The two groups conducting the Route 206 study -- the Orlando-based Glatting Jackson, and the Philadelphia-based Urban Engineers -- will host resident consultations in the Township Hall Community Room today, November 30, from 9 a.m. to 12:30 p.m. and 1:30 p.m. to 8 p.m. and tomorrow, December 1, from 9 a.m. to noon. Appointments must be made in advance by calling (609) 921-7077.
Dubbed the "Montreal to Mobile Expressway" by frustrated residents along the corridor, Route 206 has increasingly become a cut-through for truck traffic from I-287 enroute to I-95, causing residents to worry about pedestrian mobility, safety, and noise on the stretch running through Princeton. Ian Lockwood, a consultant with Glatting Jackson, said that while many of the problems associated with Route 206 are regional, some can be addressed locally by using standard traffic-calming methods such as increased tree plantings, an increased road network that does not funnel all cars to one dominant roadway, and by creating roundabouts -- smaller in scale than the common traffic circle -- like the one Princeton University installed on Faculty Road to ease problems caused by the mixture of through traffic and cars entering and exiting the University's parking hub on that part of campus.

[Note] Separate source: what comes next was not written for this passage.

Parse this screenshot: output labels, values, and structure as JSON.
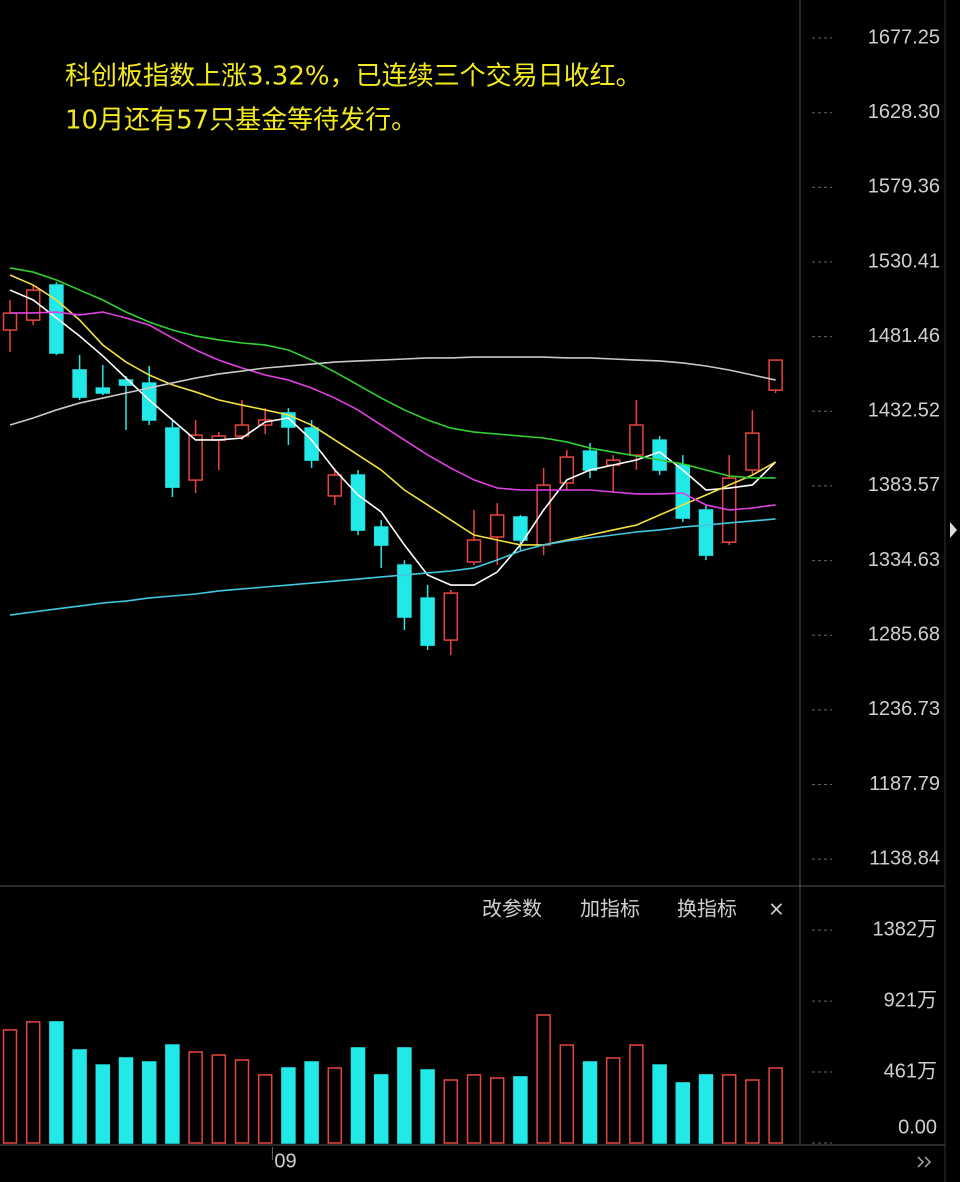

Mr. Lockwood's firm is currently planning a roundabout for the intersection of Routes 518 and 29 in Lambertville, a historically difficult intersection.
By January, Mr. Lockwood said, the information gathered from the residents will be used to devise a "master plan" for Route 206 street design. "We've literally engineered our environments to be so car dependent," he said, addressing concerns that 206 would one day be a four-lane highway by adding: "a city or a town is a lot better off with two-lane roads with turn lanes rather than a few four-lane roads."
Mr. Lockwood also encouraged the idea of developers putting up buildings that face the street, rather than internalizing a development.
Addressing Mr. Lockwood's suggestion that more small roads might make the difference, Peter Madison, a member of the Regional Planning Board, said that "a lot of potential resistance" could result if more roads were proposed. Mr. Lockwood said that a policy of creating an enhanced network of roads would normally apply to new development and not impact existing infrastructure. "We don't normally open cul-de-sacs," he said.
Mr. Lockwood added that reducing truck traffic could be implemented through municipal policy.